Earlier this week, Martin G. Choquette published a post that stopped me. Not because it was surprising — but because it wasn’t.

Choquette synthesized findings from MIT (300+ enterprise deployments), BCG (1,000 executives across 59 countries), McKinsey (nearly 2,000 organizations across 105 countries), Stanford HAI, and IDC. His conclusion: 95% of AI pilots fail to deliver P&L impact. The problem isn’t the AI. It is, in his words, “an organizational design crisis wearing a technology costume.”

Four patterns keep showing up in the research: treating AI as a project rather than a capability, layering AI onto broken processes, measuring pilot volume instead of outcomes, and building sandboxes instead of systems.

BCG’s data point is the one that should end the debate: 70% of AI success comes from people, process, and culture. Most companies spent 90% of their budget on the 10% that matters least.

Different institutions. Different datasets. Same conclusion.

The Stanford HAI case is the one that confirmed everything. One company. Two AI projects. Same team. Same technology. Same budget. One succeeded. One failed completely. The difference had nothing to do with the AI. The successful project had clear ownership and unambiguous decision rights. The failed project had fragmented accountability across 200 managers with no one who owned the outcome.

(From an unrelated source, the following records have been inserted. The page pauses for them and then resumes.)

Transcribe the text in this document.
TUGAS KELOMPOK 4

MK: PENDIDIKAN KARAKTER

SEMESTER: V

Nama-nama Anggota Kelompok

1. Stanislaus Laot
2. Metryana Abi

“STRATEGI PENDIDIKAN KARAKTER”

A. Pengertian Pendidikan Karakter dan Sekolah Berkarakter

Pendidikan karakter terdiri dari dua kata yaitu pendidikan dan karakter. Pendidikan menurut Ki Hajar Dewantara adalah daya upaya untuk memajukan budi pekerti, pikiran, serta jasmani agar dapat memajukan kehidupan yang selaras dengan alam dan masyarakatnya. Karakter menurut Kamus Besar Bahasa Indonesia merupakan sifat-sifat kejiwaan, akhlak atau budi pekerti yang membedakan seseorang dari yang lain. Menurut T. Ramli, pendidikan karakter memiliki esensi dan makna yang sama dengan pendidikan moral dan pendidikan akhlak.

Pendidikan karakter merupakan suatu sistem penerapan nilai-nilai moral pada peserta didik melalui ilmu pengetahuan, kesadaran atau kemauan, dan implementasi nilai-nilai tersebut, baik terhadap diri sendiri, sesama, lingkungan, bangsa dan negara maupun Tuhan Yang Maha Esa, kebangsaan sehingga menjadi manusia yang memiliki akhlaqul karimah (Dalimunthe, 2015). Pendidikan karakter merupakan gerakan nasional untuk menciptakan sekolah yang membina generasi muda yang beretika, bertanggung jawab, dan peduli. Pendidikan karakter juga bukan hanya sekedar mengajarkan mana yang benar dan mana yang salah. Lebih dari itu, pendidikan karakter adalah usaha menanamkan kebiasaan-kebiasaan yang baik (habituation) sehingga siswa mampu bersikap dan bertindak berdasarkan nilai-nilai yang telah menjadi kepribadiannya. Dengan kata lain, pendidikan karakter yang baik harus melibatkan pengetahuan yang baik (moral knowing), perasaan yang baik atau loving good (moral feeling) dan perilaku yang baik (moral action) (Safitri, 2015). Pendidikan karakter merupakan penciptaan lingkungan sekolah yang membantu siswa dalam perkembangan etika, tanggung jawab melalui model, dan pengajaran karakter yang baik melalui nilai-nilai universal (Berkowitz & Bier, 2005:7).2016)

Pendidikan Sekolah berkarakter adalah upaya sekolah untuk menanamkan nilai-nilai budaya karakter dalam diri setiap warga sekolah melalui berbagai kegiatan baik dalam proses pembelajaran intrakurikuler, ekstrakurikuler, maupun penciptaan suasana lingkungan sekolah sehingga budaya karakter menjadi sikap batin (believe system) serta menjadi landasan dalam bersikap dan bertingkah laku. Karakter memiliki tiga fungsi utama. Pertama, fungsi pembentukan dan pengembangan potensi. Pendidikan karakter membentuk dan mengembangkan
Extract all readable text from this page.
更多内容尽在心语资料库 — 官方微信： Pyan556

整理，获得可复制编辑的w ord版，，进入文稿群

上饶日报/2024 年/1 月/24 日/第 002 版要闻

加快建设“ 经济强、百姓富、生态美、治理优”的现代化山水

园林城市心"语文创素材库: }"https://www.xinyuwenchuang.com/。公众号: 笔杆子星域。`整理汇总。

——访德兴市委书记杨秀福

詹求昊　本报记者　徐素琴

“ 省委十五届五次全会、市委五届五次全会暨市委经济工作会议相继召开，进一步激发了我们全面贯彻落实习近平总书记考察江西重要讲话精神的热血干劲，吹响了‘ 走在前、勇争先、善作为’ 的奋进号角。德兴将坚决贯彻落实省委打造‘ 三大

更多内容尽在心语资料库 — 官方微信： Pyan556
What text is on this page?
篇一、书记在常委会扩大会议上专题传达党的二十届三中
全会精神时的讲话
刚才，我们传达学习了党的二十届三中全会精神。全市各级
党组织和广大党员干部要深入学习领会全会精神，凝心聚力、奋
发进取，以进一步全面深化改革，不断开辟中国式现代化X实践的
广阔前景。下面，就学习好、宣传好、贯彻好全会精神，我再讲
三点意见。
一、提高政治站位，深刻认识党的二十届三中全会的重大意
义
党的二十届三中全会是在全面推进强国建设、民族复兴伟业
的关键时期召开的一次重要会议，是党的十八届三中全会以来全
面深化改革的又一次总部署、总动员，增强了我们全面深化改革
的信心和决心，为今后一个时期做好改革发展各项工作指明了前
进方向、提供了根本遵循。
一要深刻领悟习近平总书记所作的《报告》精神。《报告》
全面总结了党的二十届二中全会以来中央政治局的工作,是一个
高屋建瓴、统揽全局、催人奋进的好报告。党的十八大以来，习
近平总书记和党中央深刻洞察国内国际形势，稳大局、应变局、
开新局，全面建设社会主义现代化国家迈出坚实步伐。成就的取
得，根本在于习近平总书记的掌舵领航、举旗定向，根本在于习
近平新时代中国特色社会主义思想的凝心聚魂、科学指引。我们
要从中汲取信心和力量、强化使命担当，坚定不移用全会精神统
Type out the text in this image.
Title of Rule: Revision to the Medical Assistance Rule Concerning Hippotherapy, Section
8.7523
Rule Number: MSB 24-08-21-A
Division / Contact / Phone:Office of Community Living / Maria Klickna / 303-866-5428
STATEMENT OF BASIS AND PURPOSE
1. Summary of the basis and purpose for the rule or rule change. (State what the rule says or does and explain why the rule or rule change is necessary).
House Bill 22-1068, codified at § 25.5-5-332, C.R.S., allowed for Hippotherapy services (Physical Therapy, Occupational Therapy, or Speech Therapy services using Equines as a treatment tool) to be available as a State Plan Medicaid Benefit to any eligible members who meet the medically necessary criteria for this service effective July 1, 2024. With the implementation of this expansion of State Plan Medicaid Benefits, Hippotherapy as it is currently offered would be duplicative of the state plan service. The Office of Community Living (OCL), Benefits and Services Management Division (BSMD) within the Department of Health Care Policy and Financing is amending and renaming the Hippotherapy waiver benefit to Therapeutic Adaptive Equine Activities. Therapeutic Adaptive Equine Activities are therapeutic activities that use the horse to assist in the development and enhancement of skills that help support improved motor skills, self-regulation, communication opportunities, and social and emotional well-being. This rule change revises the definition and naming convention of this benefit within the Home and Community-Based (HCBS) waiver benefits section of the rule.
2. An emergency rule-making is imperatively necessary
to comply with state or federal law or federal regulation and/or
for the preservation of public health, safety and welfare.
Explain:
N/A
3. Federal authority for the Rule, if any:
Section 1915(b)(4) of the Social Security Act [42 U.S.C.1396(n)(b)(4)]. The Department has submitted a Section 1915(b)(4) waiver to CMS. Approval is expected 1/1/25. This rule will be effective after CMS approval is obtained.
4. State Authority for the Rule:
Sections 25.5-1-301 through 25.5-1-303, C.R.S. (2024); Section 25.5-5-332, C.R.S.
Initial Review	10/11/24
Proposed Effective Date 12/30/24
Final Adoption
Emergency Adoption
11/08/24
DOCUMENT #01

Same technology. Different organizational conditions. Opposite results.

Same Platform. Opposite Outcomes. The variable was organizational readiness and methodology — not technology. The only difference between the Stanford HAI case reference and the Procurement Insights archives is that the archives were referencing 2007 and 2010, while the Stanford case reference period was 2019 and 2023. Procurement Insights is the foundational proof of the Phase 0 model’s lineage and enduring relevance.

Virginia eVA (Success — Methodology Present): Spend adoption 1% → 80%. Supplier base 20K → 34K. Contract distribution 23% → 40%. OECM (Failure — Methodology Absent): Same Ariba platform. Modeled on eVA success. No Phase 0™ readiness assessment. $20M lost.

Archive sources: Yes Virginia! There Is More to E-Procurement Than Software! (Part 1) — September 2007 Yes Virginia! There Is More to E-Procurement Than Software! (Part 2) — September 2007 OECM Punts Ariba, Taking a $20 Million Dollar Hit In The Process? — September 2010

I have one question for the procurement and enterprise technology community reading this: where have you seen that finding before?


The 1998 Version of the Stanford HAI Case

In 1998, at Canada’s Department of National Defence, I documented the following: one organization, one technology initiative, same budget, same procurement system. Delivery performance was running at 51 percent. The proposed solution was to automate the procurement process.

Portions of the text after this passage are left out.